Preface

The primary purpose of this book, which I started to write in May 2023, is to review, summarize, and organize what I have learned in Machine Learning as a PhD economist. I have taken several Machine Learning courses on Coursera and Udemy. In 2022, I also worked, briefly, as a data scientist in an AdTech start-up.

Please email me if you see any errors.

Who Should Read This Book

The intended readers of this book are those already have some quantitative training but are interested in what Machine Learning can offer. The group that would benefit the most from these chapters is graduate students who have had at least one (undergraduate or graduate) course in econometrics with some experience in a scripting language, preferably Python. However, anyone who have a solid understanding of regression methods or work with data on a regular basis may find this book to be useful. This is not an introductory book on either Machine Learning or Python. My main charges are on Machine Learning algorithms that can provide an alternative, sometimes more useful and rigorous, approach to known problems in economics, business, and social sciences. I try to provide complete, but not overwhelming, treatments on all topics and algorithms. With the provided Python scripts, the emphasis is on practicality.

How to Use This Book

In the online version of this book, found at https://datahurdler.github.io/Econ-ML-Book/, full Python scripts are included in each chapter. These full scripts are directly linked to the GitHub repo that houses these scripts publicly. In the (future) print version of this book, only segments with further explanations are printed. There is currently some consideration to also provide scripts in R.

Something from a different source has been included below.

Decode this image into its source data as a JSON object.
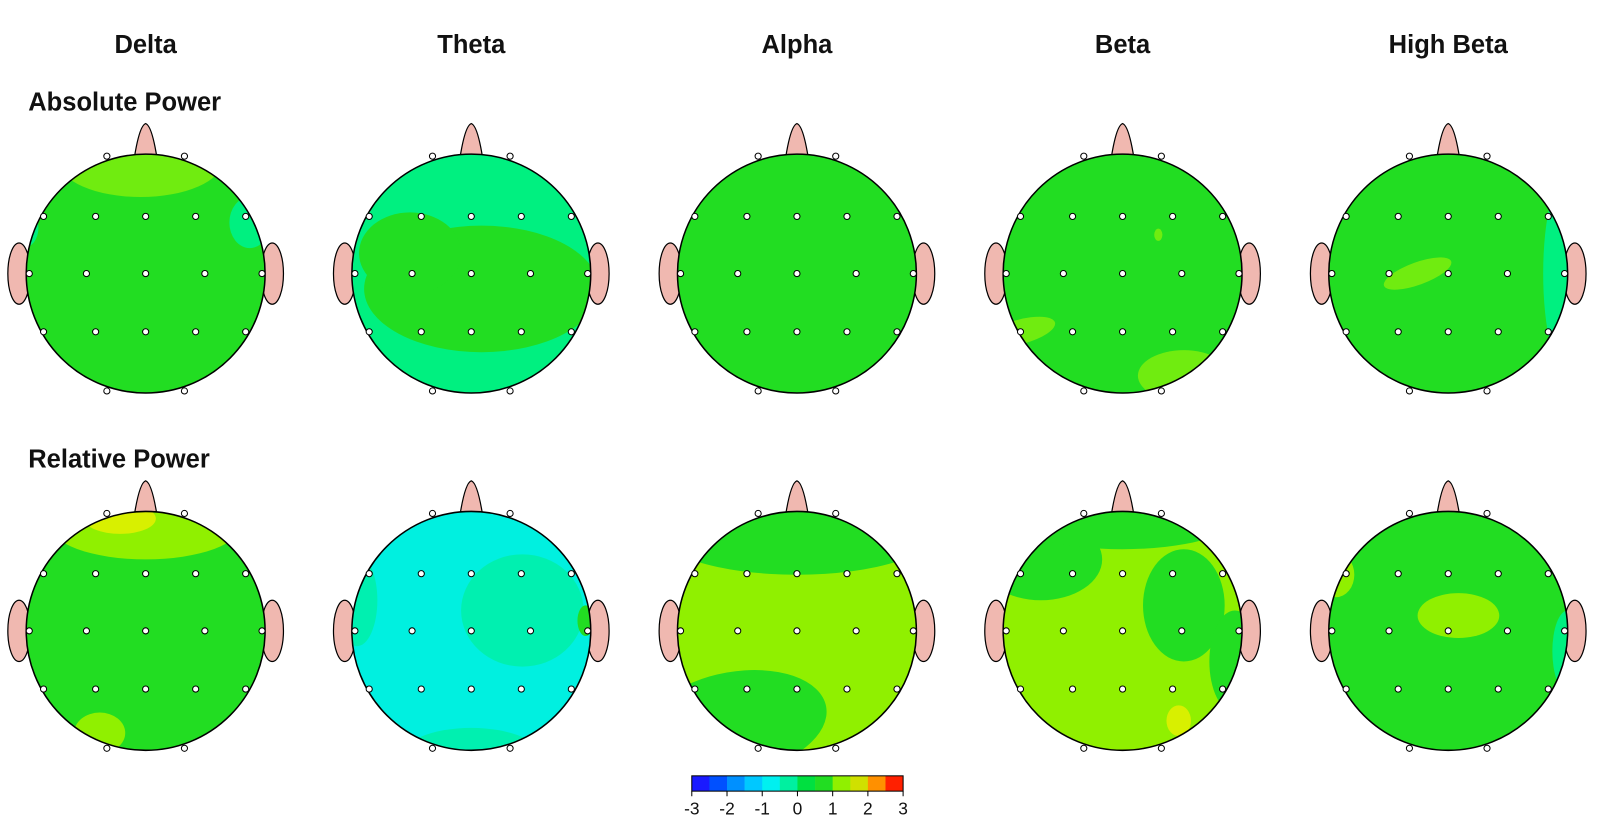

With few exceptions, each chapter starts with applications and examples, followed by theory, then the scripts, and ends with a comparison and the summary. If you are not using Python for these tasks, or are not interested in how I implement some of these models, skipping all code blocks should still provide you a pleasant reading experience. I suggest you only skip the code blocks, but continue to read the explanations of the codes because some insights about how the models work can be found in them. For example, I may describe the different functions/methods called in the script and what these calls are supposed to accomplish. Even though you do not care about the actual names of these calls, as you have skipped the code block, it is still important to learn what they do. This is helpful when you develop your own scripts.

If you find the scripts to be distracting, you can also hide them, although most of them are set to “show” by default.

A Note on References

The references provided in these chapters have not met the high standard I usually hold against them. They truly are just lists of whatever materials that have helped me understanding the topics and hence have contributed to the writing of this book, be it academic papers, YouTube videos, Coursera/Udemy courses, or blog posts. The print version of this book, if ever, may have different references.